One point I'm used to hear from colleagues is that constraints are business logic, and business logic doesn't belong in database.
This is a valid point for stored procedures. Indeed, SQL is rarely the right tool for complex business logic, and the fact that it's possible to use SQL for this purpose doesn't mean we should do it.
Constraints, however, are a different beast.
What happens when you make a choice between a tinyint
and a smallint
? You're choosing the most memory-efficient solution which matches the requirements. In other words, if you know that you need to store values from 1 to 2000, tinyint
would be the wrong type.
Many constraints, in essence, are just extensions of types. My example of 0..100 range for a percentage is just that: a custom type which has a tinyint
footprint but accepts only a subset of its values. In Ada, for instance, the range of accepted values can be part of the type definition:
subtype Percentage is Integer range 0 .. 100;
Including pieces of code in Ada in a blog article increases karma.
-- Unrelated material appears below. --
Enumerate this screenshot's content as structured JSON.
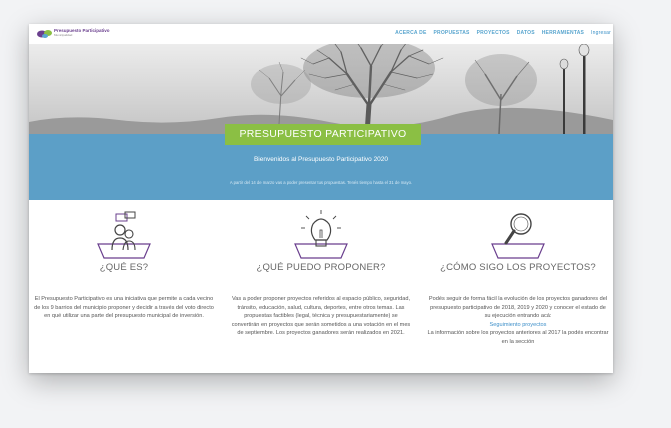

Those of the constraints that are not extensions of types could be considered as data contracts. For instance, having a constraint which indicates that a rebate should be expressed either as an absolute value or a percentage, but never both, is naturally a business rule, but also a data contract. Its goal is to extend the basic database schema by providing additional information which cannot be described by other means. This is not very different from having the database schema in the first place: defining that the table Person
contains columns a non-null FirstName
and a non-null LastName
consists of defining specific business rules, which could have to change later (for instance because one notices that not everyone has a first and a last name). If you want to keep your relational database free of business rules, your only choice is to have a single table with a single nvarchar(max)
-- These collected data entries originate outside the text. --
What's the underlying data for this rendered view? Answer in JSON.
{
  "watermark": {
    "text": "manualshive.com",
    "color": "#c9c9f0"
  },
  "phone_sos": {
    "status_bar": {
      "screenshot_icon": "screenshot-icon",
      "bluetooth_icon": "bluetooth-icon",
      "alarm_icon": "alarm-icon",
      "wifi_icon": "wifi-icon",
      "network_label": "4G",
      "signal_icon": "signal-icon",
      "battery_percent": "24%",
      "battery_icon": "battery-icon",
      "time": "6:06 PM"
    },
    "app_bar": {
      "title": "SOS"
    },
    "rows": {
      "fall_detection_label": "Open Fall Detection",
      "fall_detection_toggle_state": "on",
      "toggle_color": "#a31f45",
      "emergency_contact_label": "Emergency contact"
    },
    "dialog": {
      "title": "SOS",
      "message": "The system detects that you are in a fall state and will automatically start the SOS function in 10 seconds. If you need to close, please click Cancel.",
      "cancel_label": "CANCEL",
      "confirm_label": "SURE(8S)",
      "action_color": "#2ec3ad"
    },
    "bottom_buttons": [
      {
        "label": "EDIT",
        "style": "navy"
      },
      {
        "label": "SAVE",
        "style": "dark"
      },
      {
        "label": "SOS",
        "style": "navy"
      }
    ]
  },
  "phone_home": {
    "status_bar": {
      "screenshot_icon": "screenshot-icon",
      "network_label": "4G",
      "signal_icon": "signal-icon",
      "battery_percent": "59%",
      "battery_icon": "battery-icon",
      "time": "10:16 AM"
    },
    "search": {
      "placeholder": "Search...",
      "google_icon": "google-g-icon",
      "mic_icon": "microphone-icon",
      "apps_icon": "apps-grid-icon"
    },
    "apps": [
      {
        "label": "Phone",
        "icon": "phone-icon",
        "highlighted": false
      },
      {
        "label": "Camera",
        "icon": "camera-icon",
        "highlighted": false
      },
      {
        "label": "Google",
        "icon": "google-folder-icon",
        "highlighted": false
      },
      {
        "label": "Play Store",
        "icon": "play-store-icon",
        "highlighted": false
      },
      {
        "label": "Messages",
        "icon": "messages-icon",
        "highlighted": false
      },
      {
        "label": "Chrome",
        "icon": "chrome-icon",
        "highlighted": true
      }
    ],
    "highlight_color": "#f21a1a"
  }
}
column containing a single row which stores all the data.
Conclusion
Overall, constraints are an excellent tool which, while not crucial, makes your database a slightly safer place. What happens is that when both the number and the complexity of the apps accessing a given database start to grow, the risk of introducing invalid data grows as well. Some practices, such as accessing the database directly by hand in order to fix stuff, clean things, etc., are increasing this risk even more; while they should be avoided at all costs, pragmatic approach makes it sometimes impossible to prohibit them.
While the same constraints should be replicated within the applications, it should be noted that such replication could be automated through some clever code generation tools—something which is technically feasible, although I don't remember seeing such tools yet, maybe because of the popularity of ORMs.